Der wirtschaftliche Erfolg? Dann sollten wir besser heute als morgen aufhören, wir haben keine Biogasanlage, keine 5000 Schweine oder 1000 Rinder oder 100.000 Hühner, wir kommen bei weitem nicht an die Erntemengen unserer konventionellen Kolleg*innen ran und können uns weder das neueste Modell an Traktor leisten, noch unsere Gewinne in lukrative Immobilien parken. Der wirtschaftliche Erfolg gibt den anderen Recht!

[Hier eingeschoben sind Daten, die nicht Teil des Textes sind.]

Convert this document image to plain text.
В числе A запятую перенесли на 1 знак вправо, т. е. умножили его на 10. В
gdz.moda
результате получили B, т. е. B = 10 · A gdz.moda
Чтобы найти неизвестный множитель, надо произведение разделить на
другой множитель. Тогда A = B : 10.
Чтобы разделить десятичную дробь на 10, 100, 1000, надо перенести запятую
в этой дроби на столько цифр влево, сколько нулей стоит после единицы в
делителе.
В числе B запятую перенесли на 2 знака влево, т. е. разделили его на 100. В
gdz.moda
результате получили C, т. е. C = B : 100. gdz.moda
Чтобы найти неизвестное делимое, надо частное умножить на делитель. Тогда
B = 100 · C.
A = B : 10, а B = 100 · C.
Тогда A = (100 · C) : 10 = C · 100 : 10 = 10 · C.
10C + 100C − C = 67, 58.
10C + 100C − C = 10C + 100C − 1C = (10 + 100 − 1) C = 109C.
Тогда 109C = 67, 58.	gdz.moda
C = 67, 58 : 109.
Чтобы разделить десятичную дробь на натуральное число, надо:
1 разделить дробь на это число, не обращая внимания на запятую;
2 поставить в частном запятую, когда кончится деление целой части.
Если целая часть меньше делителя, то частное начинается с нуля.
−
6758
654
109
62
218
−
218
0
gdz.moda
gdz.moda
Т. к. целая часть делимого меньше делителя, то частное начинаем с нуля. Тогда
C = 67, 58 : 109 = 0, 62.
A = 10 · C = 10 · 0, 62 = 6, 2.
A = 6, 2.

Bei uns steht Unkraut auf dem Acker und unsere Kohlköpfe sind nur halb so groß, weil wir nur den organischen Dünger unserer wenigen Tiere zur Verfügung haben. Da moderne Maschinen in der Landwirtschaft nur auf hohe Schlagkraft und für große Flächen konzipiert sind, wir aber sehr vielfältig und kleinparzellig anbauen, pflanzen wir unser Gemüse oft noch von Hand,... in dreckige Erde, wir machen uns richtig schmutzig dabei. Haben wir in dieser modernen, designten Welt eigentlich noch eine Existenzberechtigung? Oder darf man wirtschaftlichen Erfolg doch auch mit ethischen Ansätzen hinterfragen?

Welchen Auftrag hat Landwirtschaft heutzutage eigentlich? Doch nach wie vor den, die Bevölkerung bestmöglich mit qualitativ hochwertigen Lebensmitteln zu versorgen! Aber was bedeutet 'bestmöglich' und was bedeutet 'qualitativ hochwertig'?

Kann ein Stück Fleisch hochwertig sein, wenn das Tier, von dem es stammt, nie Sonne und Regen gespürt hat? Kann Milch hochwertig sein, wenn die Kuh nicht anders kann, als viel Milch zu geben, aber ihr Kälbchen nie gesehen hat? Kann ein großer Blumenkohl hochwertig sein, wenn er mit so großen Mengen Dünger erzeugt wurde, dass das lebenswichtige Grundwasser unter den Äckern so nitratbelastet ist, dass es als Trinkwasser nicht mehr taugt? Hat ein schöner, 'glattgepimpter', aber an Inhaltsstoffen armer Apfel mehr Qualität oder der aufgrund seiner Schorfflecken mit vielen sekundären Pflanzenstoffen? Und ist die Zucht weniger Hochleistungstierrassen und Pflanzenarten nachhaltiger, als der Erhalt der Artenvielfalt, also der Schöpfung?

Regionale und saisonale Versorgung der Solawi und traditionelle Landwirtschaft

Wir auf dem Wilhelminenhof haben uns vorgenommen (auch nach einigen Irrungen und Wirrungen), Lebensmittel nach bestem Wissen und Gewissen zu erzeugen und nicht nach den Bedürfnissen des Marktes. Unsere Erzeugnisse sind regional, sie werden an die Mitglieder unserer Solidarischen Landwirtschaft abgegeben. Sie sind saisonal, was bedeutet, dass sie gedeihen können, wenn die Wachstumsbedingungen im Jahr für sie am günstigsten sind.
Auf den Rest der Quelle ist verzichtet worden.